01:04:22 alex mudd: yes needs to be coordinated
01:04:44 Nikki Cousins, University of Aberdeen: @sigal a series of questions (sometimes fun) which they have to answer in a small team, the questions are delivered in rounds (maybe 4 rounds of 10 questions), then there is a winning team.
01:05:27 Sigal Tifferet: Thanks, @Nikki. On what digital platform are they conducted?
01:06:03 Nikki Cousins, University of Aberdeen: We use Collaborate through Blackboard (that is our centralised platform). ultra is used to deliver our course material.
01:06:48 Bastian Mrosko: We should think about that in Germany and Austria (and I don’t know whereelse this is the case). It seems almost impossible to me to stay focused for 90 minutes in a lecture.

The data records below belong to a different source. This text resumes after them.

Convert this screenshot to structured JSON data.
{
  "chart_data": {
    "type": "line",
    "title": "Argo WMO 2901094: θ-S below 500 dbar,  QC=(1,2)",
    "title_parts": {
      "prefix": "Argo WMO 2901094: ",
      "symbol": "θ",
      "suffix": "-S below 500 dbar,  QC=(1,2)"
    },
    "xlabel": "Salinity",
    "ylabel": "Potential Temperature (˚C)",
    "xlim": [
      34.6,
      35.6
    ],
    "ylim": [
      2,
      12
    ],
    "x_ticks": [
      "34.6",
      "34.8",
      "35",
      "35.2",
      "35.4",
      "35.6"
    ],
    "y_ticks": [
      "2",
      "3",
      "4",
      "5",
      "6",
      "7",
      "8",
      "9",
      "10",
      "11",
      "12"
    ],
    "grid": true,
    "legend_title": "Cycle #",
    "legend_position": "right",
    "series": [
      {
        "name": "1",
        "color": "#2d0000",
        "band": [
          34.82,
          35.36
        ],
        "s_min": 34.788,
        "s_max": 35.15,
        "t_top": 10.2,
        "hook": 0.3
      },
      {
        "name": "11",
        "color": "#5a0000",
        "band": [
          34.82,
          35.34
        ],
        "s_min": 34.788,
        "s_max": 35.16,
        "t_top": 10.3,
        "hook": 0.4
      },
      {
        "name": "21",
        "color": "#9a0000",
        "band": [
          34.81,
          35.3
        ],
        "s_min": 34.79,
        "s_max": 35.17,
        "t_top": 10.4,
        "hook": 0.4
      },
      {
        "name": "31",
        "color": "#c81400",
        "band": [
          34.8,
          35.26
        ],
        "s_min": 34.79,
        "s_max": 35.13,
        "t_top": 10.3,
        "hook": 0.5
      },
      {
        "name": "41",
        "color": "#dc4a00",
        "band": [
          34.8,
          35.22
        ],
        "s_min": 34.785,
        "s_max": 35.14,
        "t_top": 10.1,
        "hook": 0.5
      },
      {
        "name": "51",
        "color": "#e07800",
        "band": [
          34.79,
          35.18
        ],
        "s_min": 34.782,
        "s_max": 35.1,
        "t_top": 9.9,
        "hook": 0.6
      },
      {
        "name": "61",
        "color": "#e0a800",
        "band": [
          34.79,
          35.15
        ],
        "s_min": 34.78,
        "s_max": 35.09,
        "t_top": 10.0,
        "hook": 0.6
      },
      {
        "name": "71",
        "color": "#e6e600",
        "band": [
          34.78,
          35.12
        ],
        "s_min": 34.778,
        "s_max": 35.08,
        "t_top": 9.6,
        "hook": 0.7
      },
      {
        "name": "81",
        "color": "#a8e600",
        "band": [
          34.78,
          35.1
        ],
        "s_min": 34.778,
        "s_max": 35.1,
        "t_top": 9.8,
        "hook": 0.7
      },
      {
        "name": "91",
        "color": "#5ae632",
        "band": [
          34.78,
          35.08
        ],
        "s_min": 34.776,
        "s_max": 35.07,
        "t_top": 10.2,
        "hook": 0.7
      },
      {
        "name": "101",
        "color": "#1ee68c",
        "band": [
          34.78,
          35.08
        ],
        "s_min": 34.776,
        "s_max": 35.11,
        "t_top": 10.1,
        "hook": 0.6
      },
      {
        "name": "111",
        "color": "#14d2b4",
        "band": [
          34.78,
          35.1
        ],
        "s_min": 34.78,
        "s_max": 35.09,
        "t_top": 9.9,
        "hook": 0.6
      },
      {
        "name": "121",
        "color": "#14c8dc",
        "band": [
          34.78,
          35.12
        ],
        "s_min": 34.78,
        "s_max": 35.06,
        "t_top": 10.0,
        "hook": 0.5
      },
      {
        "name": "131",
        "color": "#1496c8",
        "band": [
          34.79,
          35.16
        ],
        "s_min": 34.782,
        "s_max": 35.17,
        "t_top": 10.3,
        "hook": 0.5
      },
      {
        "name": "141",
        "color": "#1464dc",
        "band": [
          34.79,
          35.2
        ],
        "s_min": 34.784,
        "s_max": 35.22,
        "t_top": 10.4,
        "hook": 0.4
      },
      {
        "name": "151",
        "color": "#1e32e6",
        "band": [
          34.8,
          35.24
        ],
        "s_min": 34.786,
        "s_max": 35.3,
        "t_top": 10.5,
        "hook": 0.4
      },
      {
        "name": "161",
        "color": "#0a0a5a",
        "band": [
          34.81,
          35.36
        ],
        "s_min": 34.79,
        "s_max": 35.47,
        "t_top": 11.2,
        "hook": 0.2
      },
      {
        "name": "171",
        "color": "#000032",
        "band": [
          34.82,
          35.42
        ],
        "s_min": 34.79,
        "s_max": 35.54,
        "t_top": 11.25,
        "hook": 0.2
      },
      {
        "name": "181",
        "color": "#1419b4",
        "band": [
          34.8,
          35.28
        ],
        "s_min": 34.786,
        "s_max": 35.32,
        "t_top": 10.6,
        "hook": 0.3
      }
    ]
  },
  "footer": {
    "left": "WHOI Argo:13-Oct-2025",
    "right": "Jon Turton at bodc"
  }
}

What we can do immediately is structure the 90 minute lectures in a way that involves short breaks, discussions and interactive parts, provide recordings that you can stop whenever you want etc.
01:06:51 Sigal Tifferet: 👍
01:10:18 Elizabeth Black: Yes – an element of co-ordination rather than prescribing the choices. But it has been difficult as we all try out new things to see what works as well.
01:10:55 Janina Tosic: Yes, Bastian! Would be interesting to see what teaching formats other countries use. And how do they use them to bring in some new ideas to the German-speaking countries…
01:10:59 Lucie Viktorová: That was my experience, too. But as said, I still see it as “work in progress” 🙂
01:13:31 Nikki Cousins, University of Aberdeen: Can we get a pdf of your slides?
01:13:51 alex mudd: I think the sessions are recorded including the chat 🙂
01:14:02 Nikki Cousins, University of Aberdeen: I think we can talk about this all day!
01:14:03 Fadia Nasser-Abu Alhija: Thanks!!
01:14:12 Bastian Mrosko: Thank you
01:14:13 Lenka Mbadugha: Thank you Lucie
01:14:18 Elizabeth Black: Thanks!
01:14:26 Ooi Wei: Thanks!
01:14:33 Nikki Cousins, University of Aberdeen: Thank you all and Lucie.
01:14:36 Anita Campbell: Great ideas, thanks!